Voici la description de la procédure qui conduira à la sélection de la nouvelle reine : « Lorsque c'était le tour d'une jeune fille d'aller voir le roi Assuérus à la fin des douze mois prescrits aux femmes pour leurs préparatifs - six mois pour se parfumer avec de l'huile de myrrhe et six mois avec des arômes et autres cosmétiques utilisés par les femmes - la jeune fille allait voir le roi.... Elle s'y rendait le soir et le lendemain matin, elle se rendait dans la deuxième maison des femmes, sous la surveillance de Saasgàz, l'eunuque du roi et gardien des concubines. Puis elle ne reviendrait pas vers le roi, à moins que le roi ne le désire et qu'elle ne soit appelée par son nom » (2, 12-14). Un climat qui rappelle celui des Mille et une nuits et la cruauté du roi Shahriyar qui, trahi par sa femme, consomme chaque nuit une nouvelle femme et la fait tuer le lendemain matin. Dans cet étrange concours, les filles ne sont pas tuées à la fin de l'épreuve ; elles sont simplement gardées dans la maison des concubines, où elles entraient pour n’en sortir que lorsque leur beauté s’était flétrie, à moins d’être appelées une seconde fois par leur nom" selon les appétits charnels du roi. Un genre de mort différent.

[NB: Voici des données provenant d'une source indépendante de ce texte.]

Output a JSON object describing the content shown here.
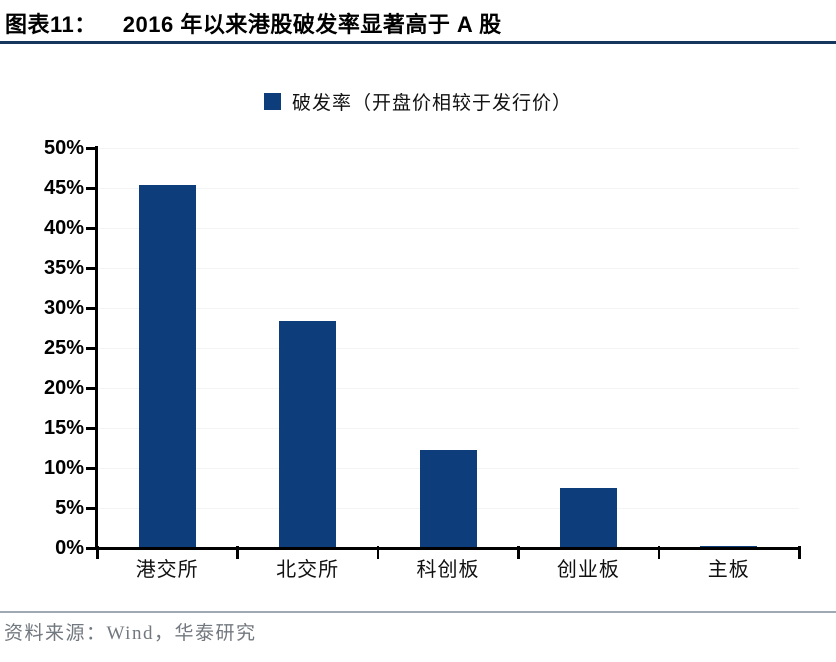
{
  "header": {
    "figure_label": "图表11：",
    "title": "2016 年以来港股破发率显著高于 A 股"
  },
  "legend": {
    "label": "破发率（开盘价相较于发行价）"
  },
  "chart_data": {
    "type": "bar",
    "title": "2016 年以来港股破发率显著高于 A 股",
    "categories": [
      "港交所",
      "北交所",
      "科创板",
      "创业板",
      "主板"
    ],
    "values": [
      45.4,
      28.4,
      12.2,
      7.5,
      0.3
    ],
    "unit": "%",
    "xlabel": "",
    "ylabel": "",
    "ylim": [
      0,
      50
    ],
    "ytick_step": 5,
    "ytick_labels": [
      "0%",
      "5%",
      "10%",
      "15%",
      "20%",
      "25%",
      "30%",
      "35%",
      "40%",
      "45%",
      "50%"
    ],
    "legend_entries": [
      "破发率（开盘价相较于发行价）"
    ],
    "legend_position": "top-center",
    "grid": "very-faint-horizontal",
    "bar_color": "#0d3d7b"
  },
  "footer": {
    "source": "资料来源：Wind，华泰研究"
  },
  "colors": {
    "bar": "#0d3d7b",
    "title_rule": "#16365d",
    "footer_rule": "#9fa9b4",
    "axis": "#000000",
    "source_text": "#72787f"
  }
}
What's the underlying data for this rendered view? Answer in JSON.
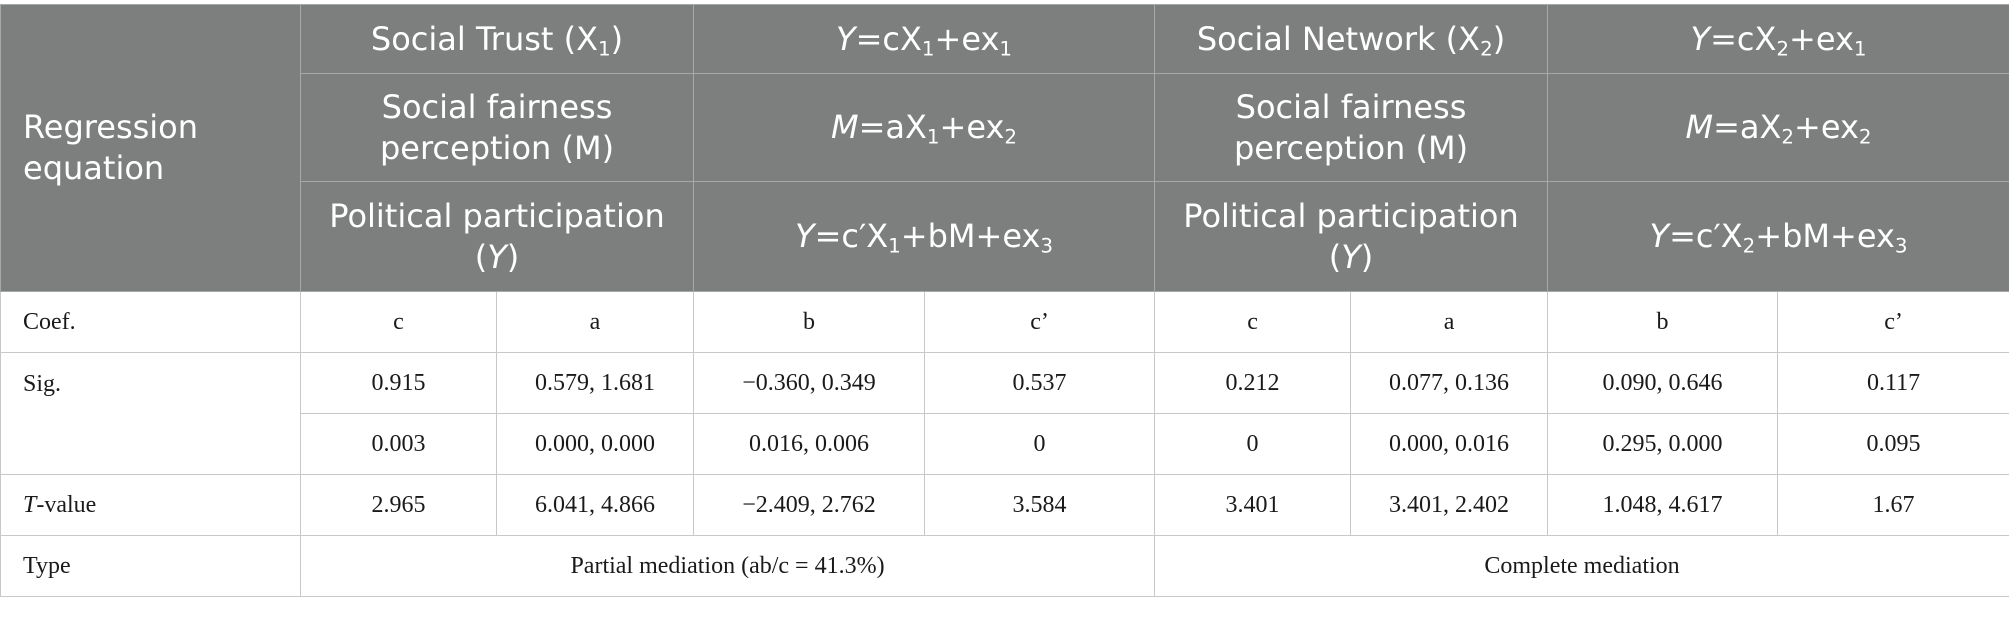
{
  "header": {
    "row_label": "Regression equation",
    "rows": [
      {
        "g1_var": {
          "text": "Social Trust (X",
          "sub": "1",
          "tail": ")"
        },
        "g1_eq": {
          "lhs": "Y",
          "body": "=cX",
          "sub1": "1",
          "body2": "+ex",
          "sub2": "1"
        },
        "g2_var": {
          "text": "Social Network (X",
          "sub": "2",
          "tail": ")"
        },
        "g2_eq": {
          "lhs": "Y",
          "body": "=cX",
          "sub1": "2",
          "body2": "+ex",
          "sub2": "1"
        }
      },
      {
        "g1_var": {
          "text": "Social fairness perception (M)"
        },
        "g1_eq": {
          "lhs": "M",
          "body": "=aX",
          "sub1": "1",
          "body2": "+ex",
          "sub2": "2"
        },
        "g2_var": {
          "text": "Social fairness perception (M)"
        },
        "g2_eq": {
          "lhs": "M",
          "body": "=aX",
          "sub1": "2",
          "body2": "+ex",
          "sub2": "2"
        }
      },
      {
        "g1_var": {
          "text": "Political participation (",
          "it": "Y",
          "tail": ")"
        },
        "g1_eq": {
          "lhs": "Y",
          "body": "=c′X",
          "sub1": "1",
          "body2": "+bM+ex",
          "sub2": "3"
        },
        "g2_var": {
          "text": "Political participation (",
          "it": "Y",
          "tail": ")"
        },
        "g2_eq": {
          "lhs": "Y",
          "body": "=c′X",
          "sub1": "2",
          "body2": "+bM+ex",
          "sub2": "3"
        }
      }
    ]
  },
  "body": {
    "coef": {
      "label": "Coef.",
      "values": [
        "c",
        "a",
        "b",
        "c’",
        "c",
        "a",
        "b",
        "c’"
      ]
    },
    "sig": {
      "label": "Sig.",
      "row1": [
        "0.915",
        "0.579, 1.681",
        "−0.360, 0.349",
        "0.537",
        "0.212",
        "0.077, 0.136",
        "0.090, 0.646",
        "0.117"
      ],
      "row2": [
        "0.003",
        "0.000, 0.000",
        "0.016, 0.006",
        "0",
        "0",
        "0.000, 0.016",
        "0.295, 0.000",
        "0.095"
      ]
    },
    "tvalue": {
      "label_it": "T",
      "label_rest": "-value",
      "values": [
        "2.965",
        "6.041, 4.866",
        "−2.409, 2.762",
        "3.584",
        "3.401",
        "3.401, 2.402",
        "1.048, 4.617",
        "1.67"
      ]
    },
    "type": {
      "label": "Type",
      "group1": "Partial mediation (ab/c = 41.3%)",
      "group2": "Complete mediation"
    }
  }
}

Avant de subir cette épreuve, cependant, les filles devaient se soumettre à douze mois (!) de traitements aux huiles et aux arômes, afin de se présenter dans des conditions idéales pour l'unique et décisive rencontre avec le roi. Huilées et parfumées, avec des cosmétiques " utilisés par les femmes ", une expression qui révèle en cette matière une incompétence de l'auteur, évidemment masculin et très éloigné de ces préparatifs féminins (mais décrétées par des hommes).
En conclusion, attardons-nous un peu en compagnie de ces femmes-esclaves qui attendaient un éventuel et improbable second appel du roi, auquel elles ne pouvaient répondre que par un "oui". Lues par une femme, hier tout comme aujourd'hui, ces pages ne sont pas les mêmes. Ses yeux et son âme voient les choses différemment. Mais imaginons ces mois, ces années passées dans l’attente d’un second appel personnel, vécue entre deux peurs : celle de ne pas faire partie des femmes "rappelées", et celle de tomber entre les mains d'un tout-puissant. Différentes peurs des femmes, toujours et seulement des peurs. Une note de bas de page : lorsque, dans l'Église, nous avons utilisé la métaphore des vierges "épouses" de Dieu, peut-être aurions-nous dû, en plus du Cantique, garder à l'esprit cette page d'Esther, qui nous aurait suggéré l'ambivalence des métaphores nuptiales, même lorsque c'est Dieu qui joue le rôle de roi - les femmes réelles, contrairement à celles des films, ne souhaitent généralement pas épouser des rois : elles préfèrent parfois les crucifix, les couronnes d'épines aux couronnes de diamants.
Les civilisations gagnent en humanité lorsqu'elles parviennent à multiplier les "appels" bienveillants et à tout faire pour réduire les mauvais.